The Comanches of Texas, together with the Ute tribes, the Bonnaks, the Shoshonees, and some other tribes, belong to this stock. Mathew Walker, a Wyandote half-blood, informed the author, in 1859, that he had lived among the Comanches, and that they had the following gentes:

1. Wolf.2. Bear.3. Elk.
4. Deer.5. Gopher.6. Antelope.

If the Comanches are organized in gentes, there is a presumption that the other tribes of this stock are the same.

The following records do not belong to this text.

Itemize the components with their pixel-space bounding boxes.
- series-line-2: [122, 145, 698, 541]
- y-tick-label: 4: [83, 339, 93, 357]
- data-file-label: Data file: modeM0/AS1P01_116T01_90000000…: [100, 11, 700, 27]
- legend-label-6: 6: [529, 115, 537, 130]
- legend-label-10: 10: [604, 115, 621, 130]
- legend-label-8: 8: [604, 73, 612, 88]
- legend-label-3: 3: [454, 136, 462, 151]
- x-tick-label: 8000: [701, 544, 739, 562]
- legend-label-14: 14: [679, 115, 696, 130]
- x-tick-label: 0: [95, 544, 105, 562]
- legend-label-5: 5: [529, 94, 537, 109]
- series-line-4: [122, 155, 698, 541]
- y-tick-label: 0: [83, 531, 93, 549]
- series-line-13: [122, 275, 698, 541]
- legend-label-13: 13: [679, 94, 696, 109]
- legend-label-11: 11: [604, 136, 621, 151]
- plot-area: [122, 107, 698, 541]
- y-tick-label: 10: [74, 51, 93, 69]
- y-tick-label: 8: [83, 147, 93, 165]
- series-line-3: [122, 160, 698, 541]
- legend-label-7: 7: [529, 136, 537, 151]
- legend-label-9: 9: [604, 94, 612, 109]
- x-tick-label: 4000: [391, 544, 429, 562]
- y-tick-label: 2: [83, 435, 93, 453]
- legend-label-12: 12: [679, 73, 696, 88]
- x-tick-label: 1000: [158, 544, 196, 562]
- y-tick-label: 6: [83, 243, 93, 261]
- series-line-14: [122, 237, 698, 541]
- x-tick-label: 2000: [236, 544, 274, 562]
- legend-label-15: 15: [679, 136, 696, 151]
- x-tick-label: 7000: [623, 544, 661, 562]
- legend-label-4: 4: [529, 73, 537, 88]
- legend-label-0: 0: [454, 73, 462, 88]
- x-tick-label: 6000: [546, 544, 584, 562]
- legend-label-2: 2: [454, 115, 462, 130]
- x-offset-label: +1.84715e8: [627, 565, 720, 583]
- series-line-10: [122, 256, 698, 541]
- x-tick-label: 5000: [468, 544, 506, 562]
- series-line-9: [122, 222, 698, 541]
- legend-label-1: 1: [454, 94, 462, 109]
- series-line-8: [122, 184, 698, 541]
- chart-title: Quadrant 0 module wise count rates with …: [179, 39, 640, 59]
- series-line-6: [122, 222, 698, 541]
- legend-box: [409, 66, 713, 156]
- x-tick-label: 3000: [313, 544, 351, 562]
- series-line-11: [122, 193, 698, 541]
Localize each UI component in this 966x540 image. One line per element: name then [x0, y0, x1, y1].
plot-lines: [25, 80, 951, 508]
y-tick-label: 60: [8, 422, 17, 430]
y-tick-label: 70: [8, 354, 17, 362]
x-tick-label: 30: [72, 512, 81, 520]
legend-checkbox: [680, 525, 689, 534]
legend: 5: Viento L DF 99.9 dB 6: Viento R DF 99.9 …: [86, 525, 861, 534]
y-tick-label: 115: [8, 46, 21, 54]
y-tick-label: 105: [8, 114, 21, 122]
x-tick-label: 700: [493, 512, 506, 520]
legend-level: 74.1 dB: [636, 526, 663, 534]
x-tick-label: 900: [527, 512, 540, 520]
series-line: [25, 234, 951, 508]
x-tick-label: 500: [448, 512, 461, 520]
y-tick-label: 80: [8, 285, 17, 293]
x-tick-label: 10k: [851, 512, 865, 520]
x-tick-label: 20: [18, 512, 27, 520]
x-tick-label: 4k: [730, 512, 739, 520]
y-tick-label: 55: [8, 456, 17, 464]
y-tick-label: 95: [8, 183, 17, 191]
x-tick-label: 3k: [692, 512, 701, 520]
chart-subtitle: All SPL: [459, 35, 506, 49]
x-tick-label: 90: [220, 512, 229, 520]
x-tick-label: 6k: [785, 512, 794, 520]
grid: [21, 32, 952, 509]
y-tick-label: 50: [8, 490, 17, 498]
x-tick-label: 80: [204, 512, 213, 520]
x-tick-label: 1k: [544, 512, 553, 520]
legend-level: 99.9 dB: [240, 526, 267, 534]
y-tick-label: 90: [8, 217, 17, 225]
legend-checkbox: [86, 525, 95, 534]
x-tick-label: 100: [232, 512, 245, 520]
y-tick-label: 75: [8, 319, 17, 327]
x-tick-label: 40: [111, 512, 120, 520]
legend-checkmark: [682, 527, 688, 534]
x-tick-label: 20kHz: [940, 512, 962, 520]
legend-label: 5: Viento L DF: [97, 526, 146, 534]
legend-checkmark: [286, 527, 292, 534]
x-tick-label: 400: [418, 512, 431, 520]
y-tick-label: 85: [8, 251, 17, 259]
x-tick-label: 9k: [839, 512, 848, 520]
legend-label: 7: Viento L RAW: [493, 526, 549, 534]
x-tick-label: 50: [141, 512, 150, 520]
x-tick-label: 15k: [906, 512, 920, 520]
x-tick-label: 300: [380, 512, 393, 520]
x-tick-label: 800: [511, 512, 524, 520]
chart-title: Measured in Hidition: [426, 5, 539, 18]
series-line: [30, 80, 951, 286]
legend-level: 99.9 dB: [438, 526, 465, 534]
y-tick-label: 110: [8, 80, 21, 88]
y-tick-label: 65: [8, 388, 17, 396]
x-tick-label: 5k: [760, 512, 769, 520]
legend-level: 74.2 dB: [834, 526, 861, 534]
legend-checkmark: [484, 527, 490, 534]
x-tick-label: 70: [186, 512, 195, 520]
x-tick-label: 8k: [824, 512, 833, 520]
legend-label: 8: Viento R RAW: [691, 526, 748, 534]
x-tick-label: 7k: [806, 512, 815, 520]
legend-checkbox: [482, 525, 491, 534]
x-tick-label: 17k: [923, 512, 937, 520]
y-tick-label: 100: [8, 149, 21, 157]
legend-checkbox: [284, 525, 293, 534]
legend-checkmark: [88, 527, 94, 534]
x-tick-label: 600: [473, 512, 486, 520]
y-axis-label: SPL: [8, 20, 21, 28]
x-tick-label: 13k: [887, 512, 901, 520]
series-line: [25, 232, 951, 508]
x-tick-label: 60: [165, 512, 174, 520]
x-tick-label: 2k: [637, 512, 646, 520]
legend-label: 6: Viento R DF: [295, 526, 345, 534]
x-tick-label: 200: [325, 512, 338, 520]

This completes our review of the social system of the Indian tribes of North America, north of New Mexico. The greater portion of the tribes named were in the Lower Status of barbarism at the epoch of European discovery, and the remainder in the Upper Status of savagery. From the wide and nearly universal prevalence of the organization into gentes, its ancient universality among them with descent in the female line may with reason be assumed. Their system was purely social, having the gens as its unit, and the phratry, tribe and confederacy as the remaining members of the organic series. These four successive stages of integration and re-integration express the whole of their experience in the growth of the idea of government. Since the principal Aryan and Semitic tribes had the same organic series when they emerged from barbarism, the system was substantially universal in ancient society, and inferentially had a common origin. The punaluan group, hereafter to be described more fully in connection with the growth of the idea of the family, evidently gave birth to the gentes, so that the Aryan, Semitic, Uralian, Turanian and Ganowánian families of mankind point with a distinctiveness seemingly unmistakable to a common punaluan stock, with the organization into gentes engrafted upon it, from which each and all were derived, and finally differentiated into families. This conclusion, I believe, will ultimately enforce its own acceptance, when future investigation has developed and verified the facts on a minuter scale. Such a great organic series, able to hold mankind in society through the latter part of the period of savagery, through the entire period of barbarism, and into the early part of the period of civilization, does not arise by accident, but had a natural development from pre-existing elements. Rationally and rigorously interpreted, it seems probable that it can be made demonstrative of the unity of origin of all the families of mankind who possessed the organization into gentes.

X. Village Indians.

1. Moqui Pueblo Indians. The Moqui tribes are still in undisturbed possession of their ancient communal houses, seven in number, near the Little Colorado in Arizona, once a part of New Mexico. They are living under their ancient institutions, and undoubtedly at the present moment fairly represent the type of Village Indian life which prevailed from Zuñi to Cuzco at the epoch of Discovery. Zuñi, Acoma, Taos, and several other New Mexican pueblos are the same structures which were found there by Coronado in 1540-1542. Notwithstanding their apparent accessibility we know in reality but little concerning their mode of life or their domestic institutions. No systematic investigation has ever been made. What little information has found its way into print is general and accidental.

The Moquis are organized in gentes, of which they have nine, as follows:

1. Deer.2. Sand.3. Rain.
4. Bear.5. Hare.6. Prairie Wolf.
7. Rattlesnake.8. Tobacco Plant.9. Reed Grass.